The CAG report, tabled in the state assembly earlier this week, indicts the Goa government's land use policies, such as the controversial multimillion Dona Paula Information Technology park, the Quitol food park and the special economic zone (SEZ) projects, which the activists allege were riddled with corruption.
In these cases, the CAG report indicates that the state government tried to clandestinely hand over huge tracts of land acquired for public purposes to private developers.
"Now that the CAG has formally acknowledged this SEZ scam, we demand a full fledged criminal inquiry into land allotments by the SEZ," Goa Movement Against SEZ (GMAS) convenor Mathany Saldanah said.
"The government has nowhere to hide now. All the skeletons have finally tumbled out of the closet," he said.
In the Dona Paula IT park case, the state government had transferred 285,000 sq metres of prime real estate worth Rs 7.84 crore on the outskirts of Panaji, to the state-run Goa Info Tech Corporation for setting up a high-tech habitat for IT software and ITES (Information Technology Enabled Services) industries some years ago.
However, the CAG's scrutiny has revealed that out of the 37 applications received for allotment of plots, only 19 were from IT firms and the remaining were from real estate developers.

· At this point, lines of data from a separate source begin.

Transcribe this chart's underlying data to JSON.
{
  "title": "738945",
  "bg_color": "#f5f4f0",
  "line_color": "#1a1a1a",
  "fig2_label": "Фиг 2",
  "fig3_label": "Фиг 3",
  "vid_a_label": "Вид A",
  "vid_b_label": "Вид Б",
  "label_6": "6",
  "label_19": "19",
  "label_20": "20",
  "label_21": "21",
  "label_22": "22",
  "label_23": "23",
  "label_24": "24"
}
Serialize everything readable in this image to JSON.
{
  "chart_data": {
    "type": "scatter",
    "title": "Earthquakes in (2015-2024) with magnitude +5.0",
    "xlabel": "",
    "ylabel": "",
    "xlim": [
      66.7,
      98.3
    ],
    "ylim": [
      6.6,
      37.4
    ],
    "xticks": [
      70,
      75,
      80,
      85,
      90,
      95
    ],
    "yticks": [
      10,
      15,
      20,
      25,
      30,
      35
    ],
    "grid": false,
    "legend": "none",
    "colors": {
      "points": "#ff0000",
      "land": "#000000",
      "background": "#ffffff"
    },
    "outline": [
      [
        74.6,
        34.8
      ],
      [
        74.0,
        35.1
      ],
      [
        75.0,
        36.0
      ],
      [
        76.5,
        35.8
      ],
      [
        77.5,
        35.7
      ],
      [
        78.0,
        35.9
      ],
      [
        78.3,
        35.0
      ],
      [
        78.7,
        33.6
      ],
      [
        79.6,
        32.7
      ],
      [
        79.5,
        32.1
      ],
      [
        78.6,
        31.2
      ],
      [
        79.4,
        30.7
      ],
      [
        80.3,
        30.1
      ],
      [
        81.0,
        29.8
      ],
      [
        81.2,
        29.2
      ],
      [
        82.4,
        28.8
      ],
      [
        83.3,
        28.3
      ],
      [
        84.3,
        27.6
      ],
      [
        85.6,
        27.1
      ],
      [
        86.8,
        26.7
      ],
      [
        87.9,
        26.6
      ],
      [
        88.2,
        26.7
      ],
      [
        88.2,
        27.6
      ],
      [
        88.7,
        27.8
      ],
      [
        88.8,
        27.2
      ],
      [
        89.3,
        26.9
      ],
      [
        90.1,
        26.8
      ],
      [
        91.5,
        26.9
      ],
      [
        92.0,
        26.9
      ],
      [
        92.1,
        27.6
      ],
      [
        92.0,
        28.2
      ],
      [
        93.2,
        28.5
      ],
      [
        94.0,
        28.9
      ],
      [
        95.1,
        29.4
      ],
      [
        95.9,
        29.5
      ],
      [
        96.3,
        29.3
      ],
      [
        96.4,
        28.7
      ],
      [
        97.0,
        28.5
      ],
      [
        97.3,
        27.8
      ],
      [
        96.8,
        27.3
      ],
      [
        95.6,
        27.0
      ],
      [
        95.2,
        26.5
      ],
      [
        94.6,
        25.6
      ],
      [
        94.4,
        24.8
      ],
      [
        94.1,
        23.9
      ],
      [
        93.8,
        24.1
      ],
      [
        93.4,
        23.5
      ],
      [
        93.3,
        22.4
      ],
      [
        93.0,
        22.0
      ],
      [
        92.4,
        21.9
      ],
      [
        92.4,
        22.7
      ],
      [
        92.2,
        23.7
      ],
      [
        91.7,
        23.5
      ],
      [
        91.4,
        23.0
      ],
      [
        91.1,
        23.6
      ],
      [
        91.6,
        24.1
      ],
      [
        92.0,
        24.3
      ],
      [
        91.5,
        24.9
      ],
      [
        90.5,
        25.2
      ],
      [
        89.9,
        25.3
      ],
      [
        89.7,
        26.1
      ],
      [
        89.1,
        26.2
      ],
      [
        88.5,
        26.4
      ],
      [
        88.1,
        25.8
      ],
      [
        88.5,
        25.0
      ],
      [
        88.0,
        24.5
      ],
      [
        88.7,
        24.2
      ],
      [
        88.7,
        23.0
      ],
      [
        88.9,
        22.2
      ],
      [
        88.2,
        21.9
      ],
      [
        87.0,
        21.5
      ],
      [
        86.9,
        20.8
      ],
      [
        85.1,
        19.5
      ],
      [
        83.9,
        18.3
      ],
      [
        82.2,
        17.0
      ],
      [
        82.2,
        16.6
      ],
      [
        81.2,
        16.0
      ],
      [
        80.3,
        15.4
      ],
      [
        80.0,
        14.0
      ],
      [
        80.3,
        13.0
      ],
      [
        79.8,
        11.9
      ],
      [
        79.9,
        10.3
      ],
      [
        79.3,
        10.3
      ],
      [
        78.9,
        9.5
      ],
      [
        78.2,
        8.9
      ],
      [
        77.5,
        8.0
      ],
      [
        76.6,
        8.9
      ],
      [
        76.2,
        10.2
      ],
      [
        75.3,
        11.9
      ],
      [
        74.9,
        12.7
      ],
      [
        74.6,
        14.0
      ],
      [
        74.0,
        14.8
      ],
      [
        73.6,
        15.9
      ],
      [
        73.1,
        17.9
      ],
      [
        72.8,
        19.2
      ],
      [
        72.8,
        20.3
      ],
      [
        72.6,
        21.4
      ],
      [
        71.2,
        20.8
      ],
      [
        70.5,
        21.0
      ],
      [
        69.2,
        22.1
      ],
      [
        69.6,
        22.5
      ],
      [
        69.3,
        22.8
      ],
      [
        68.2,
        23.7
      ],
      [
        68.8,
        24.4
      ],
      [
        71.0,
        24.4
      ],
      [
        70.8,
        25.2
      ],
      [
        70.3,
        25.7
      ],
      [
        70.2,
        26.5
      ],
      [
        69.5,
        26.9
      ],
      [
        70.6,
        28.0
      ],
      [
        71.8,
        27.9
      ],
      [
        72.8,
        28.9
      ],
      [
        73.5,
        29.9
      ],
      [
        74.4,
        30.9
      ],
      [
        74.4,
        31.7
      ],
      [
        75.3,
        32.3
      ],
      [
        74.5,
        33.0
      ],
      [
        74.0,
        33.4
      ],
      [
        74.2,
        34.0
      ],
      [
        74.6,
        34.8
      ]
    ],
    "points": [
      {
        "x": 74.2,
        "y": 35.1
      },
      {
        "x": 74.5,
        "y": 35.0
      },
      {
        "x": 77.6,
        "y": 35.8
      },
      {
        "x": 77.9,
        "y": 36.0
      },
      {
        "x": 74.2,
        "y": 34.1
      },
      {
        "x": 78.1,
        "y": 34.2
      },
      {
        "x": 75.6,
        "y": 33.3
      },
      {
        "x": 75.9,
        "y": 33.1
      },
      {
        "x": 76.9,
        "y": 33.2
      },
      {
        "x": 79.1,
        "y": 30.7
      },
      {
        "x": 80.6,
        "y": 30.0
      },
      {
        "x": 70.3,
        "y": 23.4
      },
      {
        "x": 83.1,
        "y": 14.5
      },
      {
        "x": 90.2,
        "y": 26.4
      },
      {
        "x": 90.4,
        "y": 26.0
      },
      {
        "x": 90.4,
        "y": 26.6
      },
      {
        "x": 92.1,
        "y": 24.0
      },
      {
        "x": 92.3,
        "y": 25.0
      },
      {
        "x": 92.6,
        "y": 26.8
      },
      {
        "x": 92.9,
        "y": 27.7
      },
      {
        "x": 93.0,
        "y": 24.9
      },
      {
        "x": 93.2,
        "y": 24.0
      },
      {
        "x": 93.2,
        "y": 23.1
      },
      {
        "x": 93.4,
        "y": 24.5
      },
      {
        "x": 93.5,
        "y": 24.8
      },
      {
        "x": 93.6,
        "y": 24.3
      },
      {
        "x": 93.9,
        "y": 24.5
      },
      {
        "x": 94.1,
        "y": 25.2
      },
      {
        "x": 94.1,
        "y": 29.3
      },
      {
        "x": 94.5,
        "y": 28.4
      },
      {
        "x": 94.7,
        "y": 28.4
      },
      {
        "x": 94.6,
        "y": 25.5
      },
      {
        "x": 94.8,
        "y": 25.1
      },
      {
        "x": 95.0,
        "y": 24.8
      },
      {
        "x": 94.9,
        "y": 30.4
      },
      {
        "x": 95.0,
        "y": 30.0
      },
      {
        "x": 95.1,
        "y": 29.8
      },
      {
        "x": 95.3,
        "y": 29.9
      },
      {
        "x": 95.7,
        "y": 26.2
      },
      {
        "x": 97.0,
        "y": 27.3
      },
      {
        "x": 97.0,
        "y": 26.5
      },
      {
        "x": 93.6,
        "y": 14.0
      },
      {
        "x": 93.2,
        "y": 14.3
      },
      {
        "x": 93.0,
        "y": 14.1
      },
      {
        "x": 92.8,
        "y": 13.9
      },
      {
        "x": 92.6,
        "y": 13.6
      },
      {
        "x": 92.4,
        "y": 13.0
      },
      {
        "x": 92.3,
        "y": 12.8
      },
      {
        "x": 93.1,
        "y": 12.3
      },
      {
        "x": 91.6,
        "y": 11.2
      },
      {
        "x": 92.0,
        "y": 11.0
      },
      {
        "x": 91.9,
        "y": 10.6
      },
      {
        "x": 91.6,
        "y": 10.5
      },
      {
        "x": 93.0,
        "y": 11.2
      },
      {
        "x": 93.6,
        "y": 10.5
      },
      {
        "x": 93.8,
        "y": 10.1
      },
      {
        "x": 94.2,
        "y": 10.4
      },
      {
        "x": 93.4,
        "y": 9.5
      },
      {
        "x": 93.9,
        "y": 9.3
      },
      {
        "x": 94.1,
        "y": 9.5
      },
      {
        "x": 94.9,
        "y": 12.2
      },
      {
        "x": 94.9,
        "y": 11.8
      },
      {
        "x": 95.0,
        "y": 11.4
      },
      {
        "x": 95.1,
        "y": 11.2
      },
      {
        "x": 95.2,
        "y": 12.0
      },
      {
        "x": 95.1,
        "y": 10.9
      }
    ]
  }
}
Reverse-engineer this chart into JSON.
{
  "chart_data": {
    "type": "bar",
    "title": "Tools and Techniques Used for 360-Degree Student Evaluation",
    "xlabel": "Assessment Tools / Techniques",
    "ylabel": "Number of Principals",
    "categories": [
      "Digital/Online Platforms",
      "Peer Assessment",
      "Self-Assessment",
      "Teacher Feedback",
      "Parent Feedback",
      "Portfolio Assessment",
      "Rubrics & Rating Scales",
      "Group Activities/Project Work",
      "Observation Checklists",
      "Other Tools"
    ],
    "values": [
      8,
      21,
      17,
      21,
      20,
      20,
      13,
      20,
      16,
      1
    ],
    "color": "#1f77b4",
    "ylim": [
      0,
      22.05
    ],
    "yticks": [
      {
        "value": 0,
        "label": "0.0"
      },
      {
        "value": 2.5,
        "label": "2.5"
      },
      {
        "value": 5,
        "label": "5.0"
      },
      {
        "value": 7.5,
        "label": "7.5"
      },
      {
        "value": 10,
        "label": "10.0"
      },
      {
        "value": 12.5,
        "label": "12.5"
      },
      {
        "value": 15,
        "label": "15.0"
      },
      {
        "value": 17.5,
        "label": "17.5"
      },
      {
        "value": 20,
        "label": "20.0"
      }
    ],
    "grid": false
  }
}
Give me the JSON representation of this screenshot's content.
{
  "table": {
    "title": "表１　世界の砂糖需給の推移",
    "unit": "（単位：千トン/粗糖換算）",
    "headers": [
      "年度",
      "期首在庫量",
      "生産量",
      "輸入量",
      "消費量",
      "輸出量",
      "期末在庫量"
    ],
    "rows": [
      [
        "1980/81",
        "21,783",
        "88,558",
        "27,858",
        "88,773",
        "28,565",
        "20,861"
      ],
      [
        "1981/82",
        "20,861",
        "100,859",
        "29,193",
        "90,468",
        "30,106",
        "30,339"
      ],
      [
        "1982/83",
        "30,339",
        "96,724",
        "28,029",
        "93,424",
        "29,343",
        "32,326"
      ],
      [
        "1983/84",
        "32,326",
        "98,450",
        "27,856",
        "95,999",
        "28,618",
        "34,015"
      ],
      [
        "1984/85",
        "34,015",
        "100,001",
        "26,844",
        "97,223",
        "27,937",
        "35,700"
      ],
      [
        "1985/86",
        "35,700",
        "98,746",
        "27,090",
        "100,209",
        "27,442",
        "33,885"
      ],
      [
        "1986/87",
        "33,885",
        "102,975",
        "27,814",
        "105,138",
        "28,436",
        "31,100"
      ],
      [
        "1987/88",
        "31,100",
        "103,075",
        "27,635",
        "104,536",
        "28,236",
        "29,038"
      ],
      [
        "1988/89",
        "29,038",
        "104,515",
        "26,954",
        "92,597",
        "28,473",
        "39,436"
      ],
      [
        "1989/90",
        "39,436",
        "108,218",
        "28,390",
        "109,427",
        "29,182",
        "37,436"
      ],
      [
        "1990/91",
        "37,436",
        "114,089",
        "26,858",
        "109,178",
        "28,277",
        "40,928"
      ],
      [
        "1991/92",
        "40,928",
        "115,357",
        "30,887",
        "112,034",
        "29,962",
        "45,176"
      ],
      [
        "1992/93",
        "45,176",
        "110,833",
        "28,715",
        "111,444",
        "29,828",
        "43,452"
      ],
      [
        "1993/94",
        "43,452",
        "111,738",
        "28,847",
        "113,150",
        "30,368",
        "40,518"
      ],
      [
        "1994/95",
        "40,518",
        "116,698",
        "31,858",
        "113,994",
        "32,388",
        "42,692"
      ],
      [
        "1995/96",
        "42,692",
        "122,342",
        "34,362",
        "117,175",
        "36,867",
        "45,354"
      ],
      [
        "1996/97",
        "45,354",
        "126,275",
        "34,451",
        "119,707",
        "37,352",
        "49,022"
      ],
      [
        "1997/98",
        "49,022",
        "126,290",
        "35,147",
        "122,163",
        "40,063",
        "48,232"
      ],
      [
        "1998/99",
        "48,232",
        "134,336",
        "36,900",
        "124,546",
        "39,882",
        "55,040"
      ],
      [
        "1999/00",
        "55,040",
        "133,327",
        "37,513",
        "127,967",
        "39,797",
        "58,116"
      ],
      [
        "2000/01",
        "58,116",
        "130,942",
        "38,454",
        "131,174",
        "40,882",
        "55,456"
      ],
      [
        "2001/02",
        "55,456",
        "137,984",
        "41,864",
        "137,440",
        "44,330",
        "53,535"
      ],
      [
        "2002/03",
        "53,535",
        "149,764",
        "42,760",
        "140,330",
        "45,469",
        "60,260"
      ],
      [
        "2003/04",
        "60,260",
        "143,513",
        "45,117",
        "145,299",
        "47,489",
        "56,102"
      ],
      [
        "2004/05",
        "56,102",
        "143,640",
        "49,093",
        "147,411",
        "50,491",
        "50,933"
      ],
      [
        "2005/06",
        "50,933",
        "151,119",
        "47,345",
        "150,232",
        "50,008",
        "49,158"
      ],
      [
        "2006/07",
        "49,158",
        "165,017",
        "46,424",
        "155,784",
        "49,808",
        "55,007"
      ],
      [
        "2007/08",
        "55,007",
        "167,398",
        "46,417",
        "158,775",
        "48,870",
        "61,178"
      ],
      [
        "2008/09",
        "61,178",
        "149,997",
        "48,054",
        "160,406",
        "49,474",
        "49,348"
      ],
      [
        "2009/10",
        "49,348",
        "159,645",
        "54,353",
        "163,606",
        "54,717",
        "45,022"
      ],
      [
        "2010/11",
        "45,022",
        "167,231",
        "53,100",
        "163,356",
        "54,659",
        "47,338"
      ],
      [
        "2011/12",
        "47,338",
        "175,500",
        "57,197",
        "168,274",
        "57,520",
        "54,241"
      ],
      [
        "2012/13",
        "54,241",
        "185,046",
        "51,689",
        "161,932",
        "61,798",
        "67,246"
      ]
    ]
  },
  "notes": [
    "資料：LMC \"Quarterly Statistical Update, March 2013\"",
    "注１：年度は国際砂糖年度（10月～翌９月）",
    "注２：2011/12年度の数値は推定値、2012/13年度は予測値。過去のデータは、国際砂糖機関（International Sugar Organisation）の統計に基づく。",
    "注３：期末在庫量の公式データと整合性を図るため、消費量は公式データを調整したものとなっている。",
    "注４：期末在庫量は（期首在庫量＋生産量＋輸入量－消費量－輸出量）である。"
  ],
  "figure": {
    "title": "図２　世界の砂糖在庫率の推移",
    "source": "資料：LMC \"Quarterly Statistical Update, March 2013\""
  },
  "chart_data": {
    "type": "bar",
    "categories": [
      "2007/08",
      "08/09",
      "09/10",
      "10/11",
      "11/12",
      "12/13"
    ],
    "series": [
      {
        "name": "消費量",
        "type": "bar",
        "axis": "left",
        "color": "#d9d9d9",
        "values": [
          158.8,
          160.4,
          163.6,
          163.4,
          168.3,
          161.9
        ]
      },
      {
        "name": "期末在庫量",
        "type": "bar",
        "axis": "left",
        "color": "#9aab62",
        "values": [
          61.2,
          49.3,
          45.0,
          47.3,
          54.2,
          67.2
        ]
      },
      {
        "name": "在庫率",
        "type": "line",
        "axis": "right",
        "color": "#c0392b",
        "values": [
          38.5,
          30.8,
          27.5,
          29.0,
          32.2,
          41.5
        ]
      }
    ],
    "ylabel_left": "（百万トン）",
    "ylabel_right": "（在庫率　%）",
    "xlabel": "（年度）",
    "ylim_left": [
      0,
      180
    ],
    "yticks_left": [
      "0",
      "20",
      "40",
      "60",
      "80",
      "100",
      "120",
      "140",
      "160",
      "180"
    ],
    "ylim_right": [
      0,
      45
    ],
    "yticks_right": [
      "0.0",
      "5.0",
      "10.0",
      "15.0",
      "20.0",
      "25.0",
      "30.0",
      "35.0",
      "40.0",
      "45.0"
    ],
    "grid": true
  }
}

"Finally, allotments were made to five IT firms and nine developers," indicating that prime land intended for IT-related projects was being palmed off to real estate developers.
According to the CAG report, in one instance, a real estate developer Venkatarao Infra Projects was allotted plots without even a proper application or project report, and five developers were allotted plots by relaxing the prescribed eligibility criteria.
In the Quitol food park case, the CAG observed that the Goa Industries Development Corporation (GIDC) hastily acquired and allotted 416,000 sq metres of land to a private firm, Betul Hospitality Parks Private Limited (BHPPL), to set up residential resorts for upmarket tourists to cater to the industries that would come up in the proposed food park, for which land had not even acquired.
"The decision of the GIDC to acquire and allot land for residential resorts was a clear deviation from the policies followed by the corporation," the audit report observes, questioning the very logic behind an industrial corporation, facilitating the setting up of residential resorts.
On the SEZ issue, the CAG has indicted the GIDC for its haste in cheaply doling out 3.84 million sq metres of land to seven SEZ operators even before formulating its SEZ policy. The report also stated that land was parcelled out at irrationally cheaper rates, causing the exchequer a loss of Rs 39.47 crore.
Martins said that there was now an established pattern to the Goa government's greed for acquiring public land and doling it out to private companies.
"The CAG report picks up these three instances. What about the Goa government's recent controversial ordinance to grant immunity to encroachment on public land by a five star resort, which the Supreme Court had ordered to be demolished?" Martins asked.
He said the Goa government's policies and procedures on land acquisition were "consistently non-transparent and dubious."